Oleh: Fauzi
Menyimak silang pendapat antara Bang Anto, Bang Hamdi, Bang Tajudin, dan bahkan Saudara Lukman, saya melihat satu gejala menarik: gairah intelektual yang sehat, tapi dengan risiko terbakar oleh api ego. Kita bicara filsafat, media, dan perubahan judul buku Ishak Hariyanto, tetapi diskusi ini bisa kehilangan arah jika lebih sibuk mempertahankan posisi daripada membedah persoalan. Karena itu, izinkan saya menekankan satu hal sederhana, debat akademik boleh saja keras, tapi jangan sampai berakhir dengan sumbu pendek.
Pertama, saya kira kegelisahan Bang Anto tentang “kedalaman yang hilang” valid, tetapi ia jatuh pada jebakan klasik: menganggap kedalaman hanya ada di ruang akademis. Padahal, filsafat yang steril dari publik justru kehilangan makna historisnya. Sementara Bang Hamdi, yang mencoba membela dengan istilah “strategi epistemik”, memang membawa napas segar, tetapi masih menganggap filsafat dan media dua ranah berbeda yang hanya bisa dijembatani. Dalam hal ini, saya lebih sepakat dengan provokasi Redaksi: medan filsafat hari ini memang sudah menyatu dengan medan media.

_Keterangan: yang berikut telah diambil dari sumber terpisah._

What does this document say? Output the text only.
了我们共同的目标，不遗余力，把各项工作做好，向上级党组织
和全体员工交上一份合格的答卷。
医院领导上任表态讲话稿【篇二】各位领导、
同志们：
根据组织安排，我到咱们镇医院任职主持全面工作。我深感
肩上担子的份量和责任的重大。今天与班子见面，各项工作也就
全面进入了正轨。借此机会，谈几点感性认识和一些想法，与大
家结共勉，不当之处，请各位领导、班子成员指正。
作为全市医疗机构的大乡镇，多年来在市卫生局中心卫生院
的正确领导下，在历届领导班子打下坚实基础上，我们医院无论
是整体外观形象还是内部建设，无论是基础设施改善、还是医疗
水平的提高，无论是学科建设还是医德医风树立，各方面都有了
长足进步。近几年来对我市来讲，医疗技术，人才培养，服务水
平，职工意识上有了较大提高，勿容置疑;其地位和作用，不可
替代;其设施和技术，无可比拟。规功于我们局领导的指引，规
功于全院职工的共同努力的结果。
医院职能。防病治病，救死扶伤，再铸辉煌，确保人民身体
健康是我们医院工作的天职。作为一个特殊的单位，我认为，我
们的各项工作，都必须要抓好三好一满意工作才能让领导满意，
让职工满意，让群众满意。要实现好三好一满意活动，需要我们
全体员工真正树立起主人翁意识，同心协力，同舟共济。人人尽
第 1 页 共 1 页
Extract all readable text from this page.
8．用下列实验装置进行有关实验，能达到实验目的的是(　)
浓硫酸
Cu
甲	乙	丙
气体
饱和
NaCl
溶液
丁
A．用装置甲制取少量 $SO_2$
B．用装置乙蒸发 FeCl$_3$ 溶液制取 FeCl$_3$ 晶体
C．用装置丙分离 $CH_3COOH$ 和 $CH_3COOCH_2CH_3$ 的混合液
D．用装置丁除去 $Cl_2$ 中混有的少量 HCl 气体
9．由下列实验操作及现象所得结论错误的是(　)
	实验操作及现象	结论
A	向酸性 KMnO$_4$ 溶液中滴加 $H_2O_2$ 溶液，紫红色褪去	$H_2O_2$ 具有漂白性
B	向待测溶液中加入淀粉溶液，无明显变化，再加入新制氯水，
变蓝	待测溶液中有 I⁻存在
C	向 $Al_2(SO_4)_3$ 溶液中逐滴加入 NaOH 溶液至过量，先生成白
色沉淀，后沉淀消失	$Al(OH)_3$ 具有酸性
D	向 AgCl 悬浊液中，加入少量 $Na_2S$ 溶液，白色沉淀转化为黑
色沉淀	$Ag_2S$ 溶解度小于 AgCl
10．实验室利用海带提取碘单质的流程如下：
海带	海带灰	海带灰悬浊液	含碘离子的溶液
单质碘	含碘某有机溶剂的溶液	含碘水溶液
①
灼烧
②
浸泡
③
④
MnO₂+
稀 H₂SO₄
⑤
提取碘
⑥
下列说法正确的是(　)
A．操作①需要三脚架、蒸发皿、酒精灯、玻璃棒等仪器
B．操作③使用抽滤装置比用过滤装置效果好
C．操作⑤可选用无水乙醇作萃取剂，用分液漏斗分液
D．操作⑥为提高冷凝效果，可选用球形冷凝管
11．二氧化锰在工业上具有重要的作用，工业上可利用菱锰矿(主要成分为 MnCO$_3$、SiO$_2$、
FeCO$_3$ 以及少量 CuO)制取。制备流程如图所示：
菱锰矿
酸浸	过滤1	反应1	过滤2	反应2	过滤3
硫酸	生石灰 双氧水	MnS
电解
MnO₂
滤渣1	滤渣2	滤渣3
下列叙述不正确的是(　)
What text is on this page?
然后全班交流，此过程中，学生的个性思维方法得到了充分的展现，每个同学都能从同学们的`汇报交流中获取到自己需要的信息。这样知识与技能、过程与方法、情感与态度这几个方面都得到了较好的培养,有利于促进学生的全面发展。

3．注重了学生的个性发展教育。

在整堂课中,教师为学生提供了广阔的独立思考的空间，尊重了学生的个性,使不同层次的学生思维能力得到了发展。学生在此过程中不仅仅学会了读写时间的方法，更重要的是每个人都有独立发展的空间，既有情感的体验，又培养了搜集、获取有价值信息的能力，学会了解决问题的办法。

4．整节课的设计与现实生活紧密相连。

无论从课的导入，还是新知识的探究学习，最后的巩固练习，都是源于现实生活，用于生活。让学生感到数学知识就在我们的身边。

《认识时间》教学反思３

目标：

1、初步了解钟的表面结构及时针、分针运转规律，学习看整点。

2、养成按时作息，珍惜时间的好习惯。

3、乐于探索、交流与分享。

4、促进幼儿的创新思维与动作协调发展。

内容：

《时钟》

Kedua, Bang Tajudin perlu dikritik lebih jauh. Ucapannya “yang penting konten, bukan judul” jelas meremehkan ekologi komunikasi. Di era banjir informasi, judul bukan sekadar sampul, melainkan pintu utama yang menentukan apakah ide masuk ke percakapan publik atau terkubur di arsip digital. Menganggap judul tak penting sama saja mengabaikan mekanisme produksi perhatian (attention economy) yang kini menjadi arena perebutan makna.
Namun, saya juga ingin memberi catatan untuk Redaksi. Dengan gaya provokatifnya, Redaksi seolah ingin memanaskan suasana. Itu boleh saja, karena polemik perlu energi. Tapi perlu diingat, energi debat intelektual sebaiknya diarahkan ke pengayaan gagasan, bukan sekadar saling sikut. Jika debat ini hanya menjadi ajang adu ego, kita akan kehilangan kesempatan untuk membaca dengan serius “pecahnya otoritas media” sebagai gejala epistemik yang lebih luas yaitu krisis siapa yang berhak mendefinisikan kebenaran di era algoritma.
Jadi, mari kita teruskan perdebatan ini tanpa perlu tersulut emosi. Bang Anto boleh terus menyoal kedalaman, Bang Hamdi bisa mengasah jembatannya agar lebih kokoh, Bang Tajudin perlu memperpanjang napas analisisnya, dan Redaksi bisa tetap provokatif asal jangan jadi kompor. Sebab, jika sumbu terlalu pendek, yang pecah bukan hanya otoritas media, tapi juga otoritas intelektual kita sendiri.